Adrienne Wild extols the virtues of clematis, whose enormous variety make it ideal for any role in the garden, from covering pergolas and walls to making a bold statement on the patio

A Clematis looks great in the garden

Clematis blooms come in a variety of shapes, from tiny bells and lanterns to enormous glittering stars. Flowers can be singles or petal-packed doubles and range in colour from white to yellow through shades of pink, red and purple – plus there are some striking colour combos to choose from.

Some varieties also have an unusual fountain of short, pointed, quill-like petals above an outer layer of flat petal-like sepals, or, like ‘Crystal Fountain’, come with a splendid ruff of stamens in the centre, which makes them a fascinating group of plants that many gardeners obsessively collect.

You don’t need much imagination to get the best out of clematis as the varieties available give unlimited freedom to combine them with other plants, clothe walls, pretty-up pots and smother bare ground to decorate the garden any month of the year.

Summer is when the majority are at their peak and most require at least five to six hours of sun per day to thrive, although delicately coloured blooms tend to bleach in harsh sunlight so are best planted in light shade. They all enjoy moist, well-drained, slightly acidic soil and need a cool root run to thrive, so it’s advisable to mulch around the roots or shield them with low-growing plants.

House walls are the obvious place to display clematis and a reliable partnership for sunny or partially-shaded walls is the purple ‘Warsaw Nike’ threaded through the hand-sized rose-pink flowers of ‘Comtesse de Bouchaud’. Both plants bloom vigorously and continuously from June through September.
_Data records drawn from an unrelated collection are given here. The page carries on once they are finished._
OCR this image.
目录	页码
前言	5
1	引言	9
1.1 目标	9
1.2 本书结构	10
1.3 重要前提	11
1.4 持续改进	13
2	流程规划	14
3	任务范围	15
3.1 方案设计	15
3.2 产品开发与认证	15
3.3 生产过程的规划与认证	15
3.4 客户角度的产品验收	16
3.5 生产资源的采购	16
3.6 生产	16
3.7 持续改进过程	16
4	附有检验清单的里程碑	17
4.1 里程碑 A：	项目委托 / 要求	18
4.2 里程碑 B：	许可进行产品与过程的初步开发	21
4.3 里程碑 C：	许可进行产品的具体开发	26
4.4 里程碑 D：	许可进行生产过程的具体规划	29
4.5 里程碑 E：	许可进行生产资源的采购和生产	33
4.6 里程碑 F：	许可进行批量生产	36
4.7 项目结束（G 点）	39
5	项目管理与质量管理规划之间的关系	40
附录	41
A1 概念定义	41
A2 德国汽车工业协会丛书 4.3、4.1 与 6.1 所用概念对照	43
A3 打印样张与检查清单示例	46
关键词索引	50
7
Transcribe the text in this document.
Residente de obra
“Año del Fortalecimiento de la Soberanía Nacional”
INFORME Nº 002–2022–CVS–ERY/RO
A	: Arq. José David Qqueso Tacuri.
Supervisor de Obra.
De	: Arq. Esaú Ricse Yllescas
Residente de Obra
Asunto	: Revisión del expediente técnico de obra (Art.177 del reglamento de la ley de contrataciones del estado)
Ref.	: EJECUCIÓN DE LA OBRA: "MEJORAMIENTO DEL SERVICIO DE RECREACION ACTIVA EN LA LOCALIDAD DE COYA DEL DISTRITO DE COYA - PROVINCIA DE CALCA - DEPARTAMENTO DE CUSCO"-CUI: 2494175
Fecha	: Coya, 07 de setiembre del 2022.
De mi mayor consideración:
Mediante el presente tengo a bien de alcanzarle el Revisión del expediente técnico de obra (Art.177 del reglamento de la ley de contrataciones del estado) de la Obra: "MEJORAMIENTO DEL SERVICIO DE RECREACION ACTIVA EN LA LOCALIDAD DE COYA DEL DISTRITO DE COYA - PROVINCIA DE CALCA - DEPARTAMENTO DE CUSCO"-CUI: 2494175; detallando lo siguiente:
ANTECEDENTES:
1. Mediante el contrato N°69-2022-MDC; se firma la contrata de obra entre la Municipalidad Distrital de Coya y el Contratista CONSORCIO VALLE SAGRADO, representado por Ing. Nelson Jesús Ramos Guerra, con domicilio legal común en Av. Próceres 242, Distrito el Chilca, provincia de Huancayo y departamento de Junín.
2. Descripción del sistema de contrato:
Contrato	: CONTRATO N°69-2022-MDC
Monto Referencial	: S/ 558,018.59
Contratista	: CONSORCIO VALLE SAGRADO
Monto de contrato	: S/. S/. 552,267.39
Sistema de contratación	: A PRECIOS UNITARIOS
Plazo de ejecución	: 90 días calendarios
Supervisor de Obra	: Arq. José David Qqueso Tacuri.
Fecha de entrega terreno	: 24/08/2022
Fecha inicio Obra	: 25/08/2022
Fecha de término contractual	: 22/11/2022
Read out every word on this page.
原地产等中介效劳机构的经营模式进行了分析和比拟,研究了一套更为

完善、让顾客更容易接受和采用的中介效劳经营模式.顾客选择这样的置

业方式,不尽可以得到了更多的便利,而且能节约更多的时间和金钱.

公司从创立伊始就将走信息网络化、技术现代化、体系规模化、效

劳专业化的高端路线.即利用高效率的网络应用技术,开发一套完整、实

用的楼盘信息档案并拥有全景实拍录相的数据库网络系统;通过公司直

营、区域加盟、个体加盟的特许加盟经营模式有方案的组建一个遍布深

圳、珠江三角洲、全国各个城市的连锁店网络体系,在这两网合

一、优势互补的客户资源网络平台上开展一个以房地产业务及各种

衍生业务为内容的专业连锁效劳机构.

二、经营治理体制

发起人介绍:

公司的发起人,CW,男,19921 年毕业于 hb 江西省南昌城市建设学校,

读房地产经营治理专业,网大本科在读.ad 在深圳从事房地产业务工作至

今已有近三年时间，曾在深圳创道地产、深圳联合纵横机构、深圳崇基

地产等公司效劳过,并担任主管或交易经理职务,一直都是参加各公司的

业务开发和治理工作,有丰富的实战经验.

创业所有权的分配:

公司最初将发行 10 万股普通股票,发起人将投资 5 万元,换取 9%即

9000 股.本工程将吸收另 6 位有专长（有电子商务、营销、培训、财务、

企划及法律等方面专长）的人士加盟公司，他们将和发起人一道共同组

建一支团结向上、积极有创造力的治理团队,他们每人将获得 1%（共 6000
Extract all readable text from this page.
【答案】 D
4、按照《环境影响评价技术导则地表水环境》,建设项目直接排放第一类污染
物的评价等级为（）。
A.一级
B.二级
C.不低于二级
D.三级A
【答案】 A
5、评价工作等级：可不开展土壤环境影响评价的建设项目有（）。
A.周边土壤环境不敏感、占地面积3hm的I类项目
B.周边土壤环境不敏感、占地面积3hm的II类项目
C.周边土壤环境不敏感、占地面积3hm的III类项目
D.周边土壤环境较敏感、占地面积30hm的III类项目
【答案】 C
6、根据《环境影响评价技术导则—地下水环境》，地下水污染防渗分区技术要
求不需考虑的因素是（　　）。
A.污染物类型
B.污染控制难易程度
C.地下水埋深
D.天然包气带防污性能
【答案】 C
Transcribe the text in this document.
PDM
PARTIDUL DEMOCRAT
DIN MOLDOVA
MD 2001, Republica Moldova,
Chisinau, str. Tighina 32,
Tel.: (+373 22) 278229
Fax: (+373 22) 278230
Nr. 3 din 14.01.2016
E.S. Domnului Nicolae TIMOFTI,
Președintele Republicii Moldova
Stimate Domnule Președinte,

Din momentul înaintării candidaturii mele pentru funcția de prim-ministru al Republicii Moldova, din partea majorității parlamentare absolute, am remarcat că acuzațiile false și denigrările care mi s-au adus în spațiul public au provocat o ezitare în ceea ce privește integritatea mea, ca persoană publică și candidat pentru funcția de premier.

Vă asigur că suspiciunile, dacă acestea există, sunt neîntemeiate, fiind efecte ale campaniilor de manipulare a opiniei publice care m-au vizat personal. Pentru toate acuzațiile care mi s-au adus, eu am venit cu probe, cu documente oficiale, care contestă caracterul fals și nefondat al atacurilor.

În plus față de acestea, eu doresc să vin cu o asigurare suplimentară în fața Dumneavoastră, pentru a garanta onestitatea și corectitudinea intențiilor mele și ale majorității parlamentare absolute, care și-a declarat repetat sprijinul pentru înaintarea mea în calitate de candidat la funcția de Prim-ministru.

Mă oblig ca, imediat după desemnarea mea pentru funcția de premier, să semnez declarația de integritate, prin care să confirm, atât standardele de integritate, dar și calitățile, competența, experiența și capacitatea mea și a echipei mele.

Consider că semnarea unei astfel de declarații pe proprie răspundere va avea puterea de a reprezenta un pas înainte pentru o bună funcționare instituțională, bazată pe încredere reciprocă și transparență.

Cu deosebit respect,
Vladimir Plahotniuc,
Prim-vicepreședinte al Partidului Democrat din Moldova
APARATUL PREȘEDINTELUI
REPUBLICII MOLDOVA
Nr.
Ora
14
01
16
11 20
On a shady aspect go for ‘Niobe’, that will reliably produce dark ruby blooms from June through September, and ‘Nelly Moser’, which in early summer shines with pale blooms up to 20cm in diameter that have distinctive gleaming lilac bars on each petal.

When planting against the house, be aware that the roof overhang may cause a ‘rain shadow’, stopping rainwater reaching the plant. So plant the root ball of any climber at least 60cm away from the base of the wall.

And with clematis, always bury the root ball slightly deeper than it was growing in the pot and with the first set of true leaves lying just under the soil surface, so if the plant is ever struck down by the dreaded clematis wilt, it should recover.

Clematis wilt causes plants to collapse without warning, so it won’t go unnoticed as plants will turn brown and die back in just a few days. Hoe or slug damage are often thought to be entry points for the fungus which causes the problem, so as a precaution put a plastic collar around the base of the plant – you can easily make one out of a split plastic pot.

As you’d expect from a climber, clematis is perfect for training on to arches. For easy maintenance, choose varieties that don’t grow much taller than 2-3m, such as ‘The President’, ‘Vyvyan Pennell’ and ‘Arctic Queen’.

Plant one on either side of the arch and allow them to crawl over each other to cover the frame. C. viticella ‘Polish Spirit’ will tolerate shade as will the ever-popular ‘Nelly Moser’.

Pergolas are great for creating floral corridors within the garden as well as shady spots to rest. They look best when clothed with a variety of climbers, including summer annuals like morning glory and the Chilean glory vine that will give a quick cover-up.

Clematis and roses will make a permanent summer feature and, again, you won’t go far wrong with Clematis ‘Comtesse de Bouchaud’, alongside the pink roses ‘James Galway’ or ‘Gertrude Jekyll’. Early summer-flowering Clematis ‘Lasurstern’ is another good choice and the purple blooms contrast well with pinkish-mauve and yellow-flowered roses.

The velvety dark purple, flowers of ‘Jackmanii Superba’, look wonderful against soft pink blush blooms.

Late-flowering clematis such as ‘Jackmanii’ are not only useful for training into roses and other shrubs and even across ground cover, but are a good choice for north-facing beds where you can train it up poles and obelisks to create a focal point. They can also be grown successfully over a wigwam in a large container, as can ‘Fragrant Oberon’, a compact climber, which has lemon and white flowers with a hint of green set against dark evergreen foliage.

Given the right growing conditions, clematis will thrive, but it’s pruning that is the key to success. It encourages flowering but you need to know that some do best when pruned right after blooming while others prefer an early spring trim.

Check the plant label for information on the approach that’s best for your clematis.